Convegno Fai, don Jaroslav: la città “virtuale” e la crisi della città reale

Ragionando sui temi della “Percezione consapevole di ambienti e spazi significativi”, oggetto degli incontri organizzati all’Auditorium dei Poveri dal Fai di Rieti in collaborazione con «Frontiera», don Jaroslaw Krzewicki, vicario generale del vescovo di Rieti, ha colto un aspetto del disagio urbano nella progressiva “virtualizzazione” dei rapporti umani: «Oggi c’è questo rischio dell’individualismo, che si mescola con un certo “assenteismo”: l’uomo che si nasconde, l’uomo che si isola». Anche perché sembra come sedotto da una “mela virtuale”, da una illusione: «l’uomo lascia lo spazio urbano, non ci si ritrova più. Si crea la sua second life virtuale, come era di moda qualche tempo fa. Sono fenomeni interessanti. Sembrano avere più fascino della natura.

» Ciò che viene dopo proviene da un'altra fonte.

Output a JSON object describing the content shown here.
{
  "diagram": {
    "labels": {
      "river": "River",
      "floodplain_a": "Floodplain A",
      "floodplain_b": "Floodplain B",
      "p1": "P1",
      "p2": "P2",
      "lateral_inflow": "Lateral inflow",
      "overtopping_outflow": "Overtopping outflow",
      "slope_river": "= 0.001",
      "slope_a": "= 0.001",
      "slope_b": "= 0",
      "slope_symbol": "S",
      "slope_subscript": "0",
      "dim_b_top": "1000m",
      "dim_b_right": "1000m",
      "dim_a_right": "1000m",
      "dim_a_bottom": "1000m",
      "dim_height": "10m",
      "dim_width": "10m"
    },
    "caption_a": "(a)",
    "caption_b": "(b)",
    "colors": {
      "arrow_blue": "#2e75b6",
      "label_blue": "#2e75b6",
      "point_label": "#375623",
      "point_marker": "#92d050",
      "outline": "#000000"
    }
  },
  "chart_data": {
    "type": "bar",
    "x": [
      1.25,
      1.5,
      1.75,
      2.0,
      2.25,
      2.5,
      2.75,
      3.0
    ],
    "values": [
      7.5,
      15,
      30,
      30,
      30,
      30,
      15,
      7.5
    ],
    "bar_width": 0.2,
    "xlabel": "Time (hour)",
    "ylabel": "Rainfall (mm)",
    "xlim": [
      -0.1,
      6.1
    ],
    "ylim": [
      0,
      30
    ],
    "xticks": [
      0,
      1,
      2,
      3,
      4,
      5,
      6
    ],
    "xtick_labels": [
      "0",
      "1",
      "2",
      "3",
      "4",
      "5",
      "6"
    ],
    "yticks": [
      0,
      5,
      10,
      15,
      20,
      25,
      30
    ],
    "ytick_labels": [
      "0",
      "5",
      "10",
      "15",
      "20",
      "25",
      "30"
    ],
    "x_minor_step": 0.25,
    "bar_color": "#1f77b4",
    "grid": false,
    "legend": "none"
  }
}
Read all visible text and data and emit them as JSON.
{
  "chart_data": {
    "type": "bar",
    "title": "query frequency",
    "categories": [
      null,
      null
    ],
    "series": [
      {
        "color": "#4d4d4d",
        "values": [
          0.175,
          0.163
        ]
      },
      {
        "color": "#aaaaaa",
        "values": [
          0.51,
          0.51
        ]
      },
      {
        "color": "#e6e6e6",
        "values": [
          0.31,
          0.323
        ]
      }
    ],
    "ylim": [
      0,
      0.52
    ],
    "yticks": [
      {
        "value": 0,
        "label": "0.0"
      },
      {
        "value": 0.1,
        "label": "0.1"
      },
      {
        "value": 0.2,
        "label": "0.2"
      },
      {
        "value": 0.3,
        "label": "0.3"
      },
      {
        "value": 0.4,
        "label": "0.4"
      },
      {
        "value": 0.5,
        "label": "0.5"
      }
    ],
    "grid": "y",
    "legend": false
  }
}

Ci crediamo capaci di creare una realtà più bella di quella che ha fatto il Signore, ci sembra di essere più creativi: gli spazi virtuali sono più attraenti».

Ma le relazioni sono meno impegnative: «basta che ci chiudono la corrente e non esistono più, tutto muore» ha sottolineato il sacerdote. Eppure negli spazi virtuali «svolgiamo le nostre attività, investiamo le nostre speranze, costruiamo le nostre nazioni. Questi sono gli spazi che vincono, che attraggono, che si aprono. La realtà forse non ci interessa più. Ci interessa “l’effetto” immersi in quel mondo inesistente che ci creiamo ad uso privato, che neanche ci interessa condividere con gli altri».

«Nel nostro tempo la tecnica rende gli spazi comuni sempre “di passaggio”» ha evidenziato don Jaroslav, aggiungendo che questo fatto non è slegato dal mondo virtuale che si è creato. Se la vita si svolge davanti ad uno schermo cosa serve se non «autostrade che uniscono i dormitori?» Un paradosso che dipende «da un modo reale nel quale siamo di passaggio. Appena usciamo dobbiamo raggiungere un obiettivo. La vita è diventata molto frenetica, molto veloce, ma anche molto limitata».